Середа проследил, как Кэссиди с Копаныгиным поволокли бледного двойника, и потопал следом — было интересно.
В нулевом шлюзе пол был холодный, и он сразу пожалел, что не обулся. Но палуба «Тенгри» снова встретила его теплом. Лженикиту завели в медотсек и зафиксировали в стендовом кресле. Надвинули сверху колпак ментоскопа. Вайнштейн оживил рабочие экраны и вывел на них узорчатую ментограмму.

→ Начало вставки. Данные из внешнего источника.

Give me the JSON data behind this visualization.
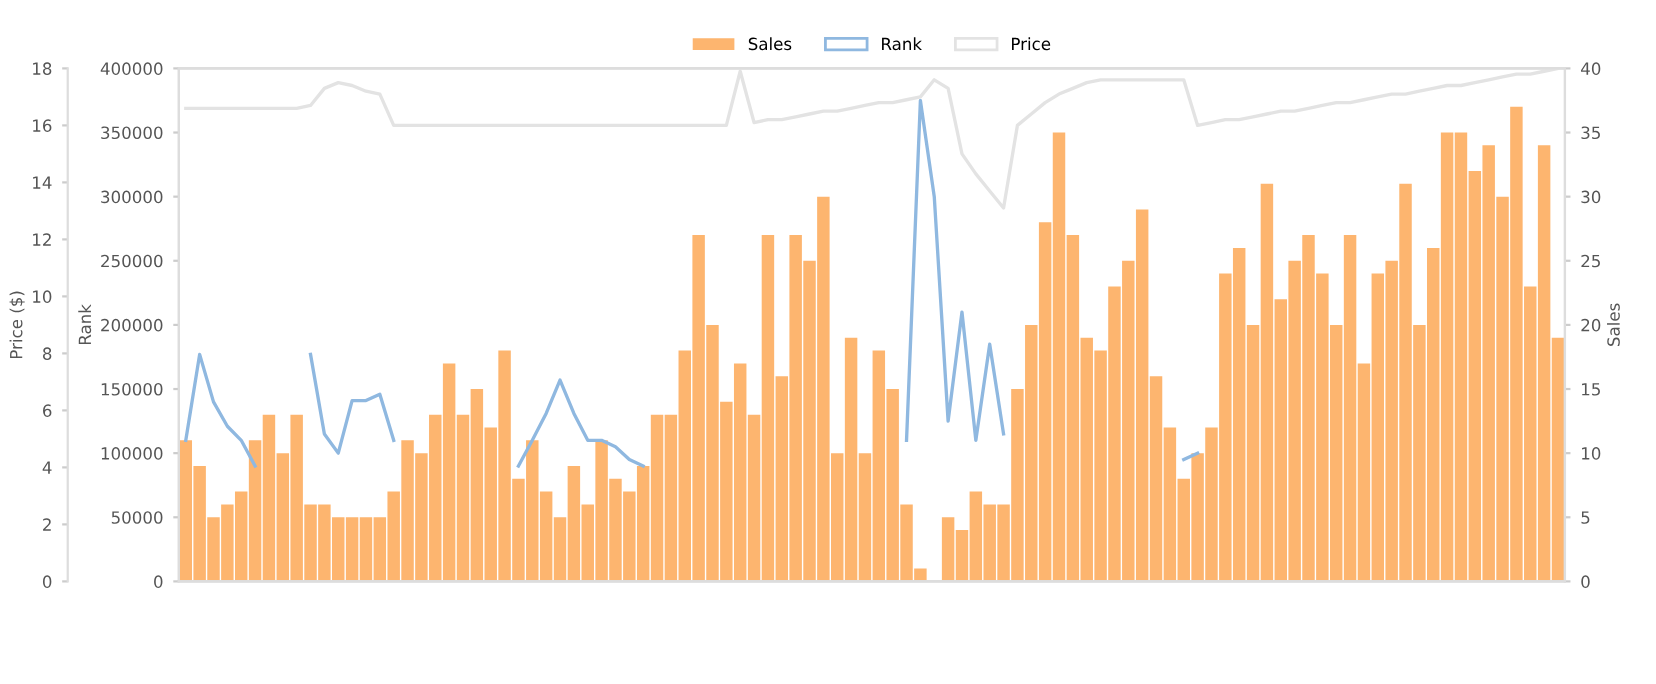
{
  "chart_data": {
    "type": "bar",
    "ylabel": "Rank",
    "y2label": "Sales",
    "y3label": "Price ($)",
    "categories": [
      null,
      null,
      null,
      null,
      null,
      null,
      null,
      null,
      null,
      null,
      null,
      null,
      null,
      null,
      null,
      null,
      null,
      null,
      null,
      null,
      null,
      null,
      null,
      null,
      null,
      null,
      null,
      null,
      null,
      null,
      null,
      null,
      null,
      null,
      null,
      null,
      null,
      null,
      null,
      null,
      null,
      null,
      null,
      null,
      null,
      null,
      null,
      null,
      null,
      null,
      null,
      null,
      null,
      null,
      null,
      null,
      null,
      null,
      null,
      null,
      null,
      null,
      null,
      null,
      null,
      null,
      null,
      null,
      null,
      null,
      null,
      null,
      null,
      null,
      null,
      null,
      null,
      null,
      null,
      null,
      null,
      null,
      null,
      null,
      null,
      null,
      null,
      null,
      null,
      null,
      null,
      null,
      null,
      null,
      null,
      null,
      null,
      null,
      null,
      null
    ],
    "ylim": [
      0,
      400000
    ],
    "yticks": [
      0,
      50000,
      100000,
      150000,
      200000,
      250000,
      300000,
      350000,
      400000
    ],
    "y2lim": [
      0,
      40
    ],
    "y2ticks": [
      0,
      5,
      10,
      15,
      20,
      25,
      30,
      35,
      40
    ],
    "y3lim": [
      0,
      18
    ],
    "y3ticks": [
      0,
      2,
      4,
      6,
      8,
      10,
      12,
      14,
      16,
      18
    ],
    "legend": "top",
    "grid": false,
    "series": [
      {
        "name": "Sales",
        "axis": "y2",
        "color": "#fdb56f",
        "values": [
          11,
          9,
          5,
          6,
          7,
          11,
          13,
          10,
          13,
          6,
          6,
          5,
          5,
          5,
          5,
          7,
          11,
          10,
          13,
          17,
          13,
          15,
          12,
          18,
          8,
          11,
          7,
          5,
          9,
          6,
          11,
          8,
          7,
          9,
          13,
          13,
          18,
          27,
          20,
          14,
          17,
          13,
          27,
          16,
          27,
          25,
          30,
          10,
          19,
          10,
          18,
          15,
          6,
          1,
          0,
          5,
          4,
          7,
          6,
          6,
          15,
          20,
          28,
          35,
          27,
          19,
          18,
          23,
          25,
          29,
          16,
          12,
          8,
          10,
          12,
          24,
          26,
          20,
          31,
          22,
          25,
          27,
          24,
          20,
          27,
          17,
          24,
          25,
          31,
          20,
          26,
          35,
          35,
          32,
          34,
          30,
          37,
          23,
          34,
          19
        ]
      },
      {
        "name": "Rank",
        "type": "line",
        "axis": "y",
        "color": "#8fb8e0",
        "values": [
          110000,
          177000,
          140000,
          121000,
          110000,
          90000,
          null,
          null,
          null,
          177000,
          115000,
          100000,
          141000,
          141000,
          146000,
          110000,
          null,
          null,
          null,
          null,
          null,
          null,
          null,
          null,
          90000,
          110000,
          131000,
          157000,
          131000,
          110000,
          110000,
          105000,
          95000,
          90000,
          null,
          null,
          null,
          null,
          null,
          null,
          null,
          null,
          null,
          null,
          null,
          null,
          null,
          null,
          null,
          null,
          null,
          null,
          110000,
          375000,
          300000,
          125000,
          210000,
          110000,
          185000,
          115000,
          null,
          null,
          null,
          null,
          null,
          null,
          null,
          null,
          null,
          null,
          null,
          null,
          95000,
          100000,
          null,
          null,
          null,
          null,
          null,
          null,
          null,
          null,
          null,
          null,
          null,
          null,
          null,
          null,
          null,
          null,
          null,
          null,
          null,
          null,
          null,
          null,
          null,
          null,
          null,
          null
        ]
      },
      {
        "name": "Price",
        "type": "line",
        "axis": "y3",
        "color": "#e3e3e3",
        "values": [
          16.6,
          16.6,
          16.6,
          16.6,
          16.6,
          16.6,
          16.6,
          16.6,
          16.6,
          16.7,
          17.3,
          17.5,
          17.4,
          17.2,
          17.1,
          16.0,
          16.0,
          16.0,
          16.0,
          16.0,
          16.0,
          16.0,
          16.0,
          16.0,
          16.0,
          16.0,
          16.0,
          16.0,
          16.0,
          16.0,
          16.0,
          16.0,
          16.0,
          16.0,
          16.0,
          16.0,
          16.0,
          16.0,
          16.0,
          16.0,
          17.9,
          16.1,
          16.2,
          16.2,
          16.3,
          16.4,
          16.5,
          16.5,
          16.6,
          16.7,
          16.8,
          16.8,
          16.9,
          17.0,
          17.6,
          17.3,
          15.0,
          14.3,
          13.7,
          13.1,
          16.0,
          16.4,
          16.8,
          17.1,
          17.3,
          17.5,
          17.6,
          17.6,
          17.6,
          17.6,
          17.6,
          17.6,
          17.6,
          16.0,
          16.1,
          16.2,
          16.2,
          16.3,
          16.4,
          16.5,
          16.5,
          16.6,
          16.7,
          16.8,
          16.8,
          16.9,
          17.0,
          17.1,
          17.1,
          17.2,
          17.3,
          17.4,
          17.4,
          17.5,
          17.6,
          17.7,
          17.8,
          17.8,
          17.9,
          18.0
        ]
      }
    ]
  }
}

— Вот, флагман! — гордо заявил он. — Глядите!
— Куда? — спросил флагман.
Профессор обвел пальцем затейливую загогулину, похожую на две буквы «К», если одну из них дать в зеркальном отражении.
— Видите? Это ментальный аттрактор! У человека он почти не виден, у прочих рас аттрактор смазан или ламинарен, и только у гетероморфов выделяется на схеме! Это как ментальное клеймо, по нему легко узнать гетероморфа, неважно, в каком он обличье предстанет!
— Так гетероморфы могут принимать любое обличье? — спросил Середа.
— Любое, примерно равное им по объему. Для биотрансформации им хватает трех-четырех дней. Этот просто не успел: создав внешность Никиты, он не подготовил внутренние органы, те же голосовые связки. Но сообщить себумам наше местоположение смог!
— Ясно, — глухо проговорил Середа.
В этот момент раздался писклявый голос гетероморфа. Лженикита сказал:
— Я требую связаться с ближайшим координатором БМО! Немедленно! Мне нужно увидеться с ним! И учтите: я буду жаловаться во Всемирный Совет!
Середа покачал головой и заверил врага:
— Не будешь.— Повернувшись, чтобы уйти, он бросил через плечо: — Расстрелять его. Что останется — в утилизатор.
Гетероморф обезумел от ужаса, а когда Копаныгин поволок его к кессону, завизжал, цепляясь за переборку. Кэссиди каблуком ударил по скрюченным пальцам, и Михаил вытолкнул гетероморфа в шлюз. Поросячий визг заметался эхом по гигантскому шлюзу, но недолго длился противный сверлящий звук — полыхнула красно-лиловая вспышка и прокатился короткий гром от выстрела из скорчера.
— А где тут утилизатор? — гулко разнесся баритон Чака.
— А вон! — ответил ему бас Копаныгина. — Ты бери нижнюю половину, а я верхнюю потащу…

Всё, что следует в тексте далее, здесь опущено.